Lets see how old elements were created in the XML using the created.timestamp field and visualize this data by pushing the calculated values into a list.

ages = cupertino_california.aggregate([ \  
               {'$project': {'ageInMilliseconds': {'$subtract': [datetime.now(), '$created.timestamp']}}}, \
               {'$project': {'_id': 0, \
                             'ageInDays': {'$divide': ['$ageInMilliseconds', 1000*60*60*24]}}}, \
               {'$group'  : {'_id': 1, \
                             'ageInDays': {'$push': '$ageInDays'}}}, \
               {'$project': {'_id': 0, \
                             'ageInDays': 1}}])['result'][0]

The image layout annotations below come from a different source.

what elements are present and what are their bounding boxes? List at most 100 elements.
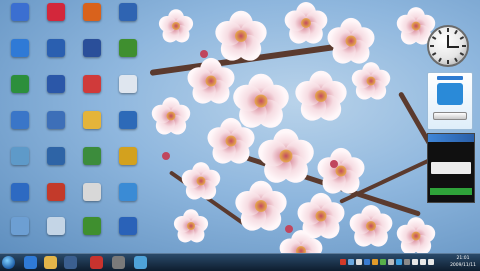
utility-icon [83, 217, 101, 235]
cherry-blossom [281, 2, 331, 48]
tray-icon[interactable] [364, 259, 370, 265]
settings-icon [11, 217, 29, 235]
network-icon[interactable] [420, 259, 426, 265]
cherry-blossom [324, 17, 378, 69]
taskbar: 21:01 2009/11/11 [0, 253, 480, 271]
desktop-icon-ie[interactable] [110, 110, 146, 146]
desktop-icon-chat[interactable] [38, 2, 74, 38]
desktop-icon-disc[interactable] [38, 146, 74, 182]
taskbar-app-icon[interactable] [112, 256, 125, 269]
desktop-icon-app[interactable] [2, 110, 38, 146]
clock-minute-hand [447, 46, 459, 48]
desktop-icon-viewer[interactable] [74, 74, 110, 110]
cherry-blossom [156, 9, 196, 46]
clock-gadget[interactable] [427, 25, 469, 67]
cherry-blossom [276, 230, 326, 253]
taskbar-app-icon[interactable] [90, 256, 103, 269]
desktop-icon-windows7[interactable] [110, 2, 146, 38]
desktop-icon-globe[interactable] [38, 38, 74, 74]
desktop-icon-browser[interactable] [74, 2, 110, 38]
tray-icon[interactable] [396, 259, 402, 265]
desktop-icon-media[interactable] [2, 182, 38, 218]
tray-icon[interactable] [348, 259, 354, 265]
taskbar-app-icon[interactable] [134, 256, 147, 269]
extra-icon [119, 217, 137, 235]
desktop-icon-settings[interactable] [2, 216, 38, 252]
globe-icon [47, 39, 65, 57]
desktop-icon-document[interactable] [38, 216, 74, 252]
desktop-icon-music[interactable] [110, 74, 146, 110]
desktop-icon-tree[interactable] [74, 146, 110, 182]
desktop-icon-picasa[interactable] [110, 182, 146, 218]
cherry-blossom [346, 205, 396, 251]
desktop-icon-extra[interactable] [110, 216, 146, 252]
blossom-center [187, 222, 195, 230]
desktop-icon-computer[interactable] [2, 2, 38, 38]
windows7-icon [119, 3, 137, 21]
desktop-icon-utility[interactable] [74, 216, 110, 252]
tray-icon[interactable] [412, 259, 418, 265]
tray-icon[interactable] [356, 259, 362, 265]
blossom-bud [200, 50, 208, 58]
volume-icon[interactable] [428, 259, 434, 265]
desktop-icon-notepad[interactable] [74, 182, 110, 218]
cherry-blossom [394, 217, 438, 253]
taskbar-explorer-icon[interactable] [44, 256, 57, 269]
clock-tick [459, 52, 465, 56]
news-gadget[interactable] [427, 133, 475, 203]
mail-icon [83, 39, 101, 57]
clock-tick [462, 45, 466, 47]
desktop-icon-photo[interactable] [74, 110, 110, 146]
disc-icon [47, 147, 65, 165]
blossom-center [345, 35, 357, 47]
tray-icon[interactable] [380, 259, 386, 265]
blossom-center [411, 21, 421, 31]
clock-hour-hand [447, 35, 449, 46]
desktop-icon-tools[interactable] [38, 74, 74, 110]
cherry-blossom [232, 180, 290, 236]
start-button[interactable] [2, 256, 15, 269]
clock-tick [431, 52, 437, 56]
blossom-center [255, 200, 267, 212]
clock-tick [454, 29, 458, 35]
tray-icon[interactable] [404, 259, 410, 265]
clock-tick [430, 45, 434, 47]
taskbar-ie-icon[interactable] [24, 256, 37, 269]
desktop-icon-user[interactable] [2, 74, 38, 110]
blossom-bud [285, 225, 293, 233]
game-icon [47, 183, 65, 201]
cherry-blossom [204, 117, 258, 169]
computer-icon [11, 3, 29, 21]
desktop-icon-green-app[interactable] [110, 38, 146, 74]
tray-icon[interactable] [340, 259, 346, 265]
cherry-blossom [254, 128, 318, 189]
blossom-center [235, 30, 247, 42]
viewer-icon [83, 75, 101, 93]
desktop-icon-control-panel[interactable] [2, 38, 38, 74]
blossom-center [166, 111, 176, 121]
blossom-center [172, 22, 180, 30]
cherry-blossom [349, 62, 393, 104]
desktop-icon-game[interactable] [38, 182, 74, 218]
desktop-icon-mail[interactable] [74, 38, 110, 74]
tray-icon[interactable] [388, 259, 394, 265]
clock-tick [447, 60, 449, 64]
picasa-icon [119, 183, 137, 201]
taskbar-time: 21:01 [456, 256, 470, 261]
ad-gadget[interactable] [427, 72, 473, 130]
blossom-center [225, 135, 237, 147]
desktop-icon-chrome[interactable] [110, 146, 146, 182]
ad-button[interactable] [433, 112, 467, 120]
browser-icon [83, 3, 101, 21]
ad-logo [437, 76, 463, 80]
chrome-icon [119, 147, 137, 165]
green-app-icon [119, 39, 137, 57]
tray-icon[interactable] [372, 259, 378, 265]
ad-label [428, 105, 472, 110]
taskbar-media-icon[interactable] [64, 256, 77, 269]
taskbar-clock[interactable]: 21:01 2009/11/11 [450, 255, 476, 269]
chat-icon [47, 3, 65, 21]
desktop-icon-network[interactable] [2, 146, 38, 182]
desktop-icon-folder[interactable] [38, 110, 74, 146]
notepad-icon [83, 183, 101, 201]
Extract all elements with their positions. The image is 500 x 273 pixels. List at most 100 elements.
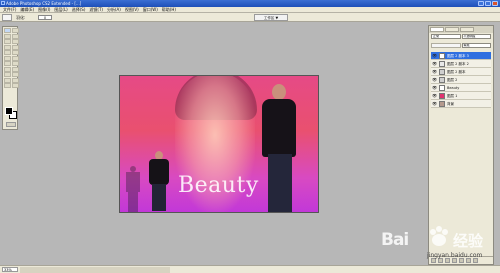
layer-name: Beauty (447, 86, 460, 90)
status-info (20, 267, 170, 273)
slice-tool-icon[interactable] (11, 39, 19, 44)
path-selection-tool-icon[interactable] (4, 66, 11, 72)
watermark-url: jingyan.baidu.com (427, 252, 483, 259)
tab-channels[interactable] (445, 27, 459, 32)
layer-name: 图层 2 副本 2 (447, 62, 469, 66)
close-button[interactable] (492, 1, 498, 6)
photoshop-logo-icon (1, 1, 5, 5)
layer-name: 图层 1 (447, 94, 458, 98)
minimize-button[interactable] (478, 1, 484, 6)
menu-analysis[interactable]: 分析(A) (107, 7, 121, 12)
magic-wand-tool-icon[interactable] (11, 33, 19, 39)
marquee-tool-icon[interactable] (11, 28, 19, 33)
tool-grid (3, 27, 19, 89)
options-bar: 羽化: 0 工作区 ▼ (0, 13, 500, 22)
layer-thumbnail (439, 101, 445, 107)
menu-layer[interactable]: 图层(L) (54, 7, 67, 12)
watermark: Bai 经验 jingyan.baidu.com (375, 216, 497, 266)
layer-name: 背景 (447, 102, 454, 106)
layer-row[interactable]: 👁 图层 2 副本 (431, 68, 491, 76)
crop-tool-icon[interactable] (4, 39, 11, 44)
document-canvas[interactable]: Beauty (120, 76, 318, 212)
layer-name: 图层 2 副本 (447, 70, 466, 74)
shape-tool-icon[interactable] (11, 72, 19, 77)
menu-help[interactable]: 帮助(H) (162, 7, 176, 12)
menu-edit[interactable]: 编辑(E) (20, 7, 34, 12)
menu-filter[interactable]: 滤镜(T) (89, 7, 103, 12)
zoom-tool-icon[interactable] (11, 83, 19, 88)
menu-select[interactable]: 选择(S) (72, 7, 86, 12)
layer-thumbnail (439, 93, 445, 99)
dodge-tool-icon[interactable] (11, 61, 19, 66)
layer-row[interactable]: 👁 图层 1 (431, 92, 491, 100)
layer-thumbnail (439, 61, 445, 67)
layer-row[interactable]: 👁 图层 2 副本 2 (431, 60, 491, 68)
quick-mask-mode-icon[interactable] (6, 122, 16, 127)
watermark-suffix-text: 经验 (453, 232, 484, 250)
eyedropper-tool-icon[interactable] (11, 77, 19, 83)
color-swatches (5, 107, 17, 119)
tab-paths[interactable] (460, 27, 474, 32)
foreground-color-swatch[interactable] (5, 107, 13, 115)
brush-tool-icon[interactable] (11, 44, 19, 50)
eye-icon[interactable]: 👁 (432, 101, 437, 106)
blend-mode-select[interactable]: 正常 (431, 34, 461, 39)
layer-thumbnail (439, 77, 445, 83)
man-faded-figure (124, 166, 142, 212)
clone-stamp-tool-icon[interactable] (4, 50, 11, 55)
history-brush-tool-icon[interactable] (11, 50, 19, 55)
layer-name: 图层 2 (447, 78, 458, 82)
tab-layers[interactable] (430, 27, 444, 32)
menu-window[interactable]: 窗口(W) (143, 7, 158, 12)
layer-row[interactable]: 👁 图层 2 副本 3 (431, 52, 491, 60)
title-bar: Adobe Photoshop CS2 Extended - [...] (0, 0, 500, 7)
opacity-field[interactable]: 不透明度 (461, 34, 491, 39)
maximize-button[interactable] (485, 1, 491, 6)
layer-row[interactable]: 👁 Beauty (431, 84, 491, 92)
notes-tool-icon[interactable] (4, 77, 11, 83)
toolbox (2, 26, 19, 130)
beauty-text-layer: Beauty (178, 173, 259, 198)
layer-thumbnail (439, 53, 445, 59)
feather-label: 羽化: (16, 15, 26, 20)
eye-icon[interactable]: 👁 (432, 85, 437, 90)
man-small-figure (146, 151, 172, 211)
eraser-tool-icon[interactable] (4, 55, 11, 61)
healing-brush-tool-icon[interactable] (4, 44, 11, 50)
panel-tabs (429, 26, 493, 33)
layer-thumbnail (439, 69, 445, 75)
feather-input[interactable]: 0 (38, 15, 52, 20)
layer-controls: 正常 不透明度 填充 (429, 33, 493, 51)
layer-row[interactable]: 👁 背景 (431, 100, 491, 108)
move-tool-icon[interactable] (4, 28, 11, 33)
pen-tool-icon[interactable] (4, 72, 11, 77)
tool-preset-picker[interactable] (2, 14, 12, 21)
watermark-brand-text: Bai (381, 230, 409, 250)
fill-field[interactable]: 填充 (461, 42, 491, 48)
layer-name: 图层 2 副本 3 (447, 54, 469, 58)
layer-row[interactable]: 👁 图层 2 (431, 76, 491, 84)
menu-view[interactable]: 视图(V) (125, 7, 139, 12)
lock-controls[interactable] (431, 42, 461, 48)
eye-icon[interactable]: 👁 (432, 93, 437, 98)
photoshop-window: Adobe Photoshop CS2 Extended - [...] 文件(… (0, 0, 500, 273)
zoom-level-field[interactable]: 33% (2, 267, 18, 272)
status-bar: 33% (0, 265, 500, 273)
type-tool-icon[interactable] (11, 66, 19, 72)
eye-icon[interactable]: 👁 (432, 77, 437, 82)
workspace-button[interactable]: 工作区 ▼ (254, 14, 288, 21)
hand-tool-icon[interactable] (4, 83, 11, 88)
eye-icon[interactable]: 👁 (432, 53, 437, 58)
layer-list: 👁 图层 2 副本 3 👁 图层 2 副本 2 👁 图层 2 副本 👁 图层 2 👁 Beauty… (431, 52, 491, 108)
window-title: Adobe Photoshop CS2 Extended - [...] (6, 1, 82, 6)
menu-image[interactable]: 图像(I) (38, 7, 50, 12)
text-layer-thumbnail (439, 85, 445, 91)
eye-icon[interactable]: 👁 (432, 69, 437, 74)
window-controls (478, 1, 498, 6)
lasso-tool-icon[interactable] (4, 33, 11, 39)
man-large-figure (258, 84, 302, 212)
eye-icon[interactable]: 👁 (432, 61, 437, 66)
gradient-tool-icon[interactable] (11, 55, 19, 61)
menu-file[interactable]: 文件(F) (3, 7, 16, 12)
blur-tool-icon[interactable] (4, 61, 11, 66)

Now I have a dictionary with an ageInDays key and a list of floats as the value. Next, I will create a pandas dataframe from this dictionary

from pandas import DataFrame

age_df = DataFrame.from_dict(ages)  
# age_df.index.name = 'element'
print age_df.head()  
     ageInDays
0  1709.554143
1  1709.552893
2  1709.675798
3  1709.676018
4  1709.676331

Lets plot a histogram of this series with our best friend ggplot. The binwidth is set to 30 (about a month)

%matplotlib inline
from ggplot import *  
import warnings

# ggplot usage of pandas throws a future warning
warnings.filterwarnings('ignore')

print ggplot(aes(x='ageInDays'), data=age_df) + \  
             geom_histogram(binwidth=30, fill='#007ee5')

<ggplot: (322176817)>

Note the rise and fall of large spikes of activity occurring about every 400 days. I hypothesize that these are due to single users making many edits in this concentrated map area in a short period of time.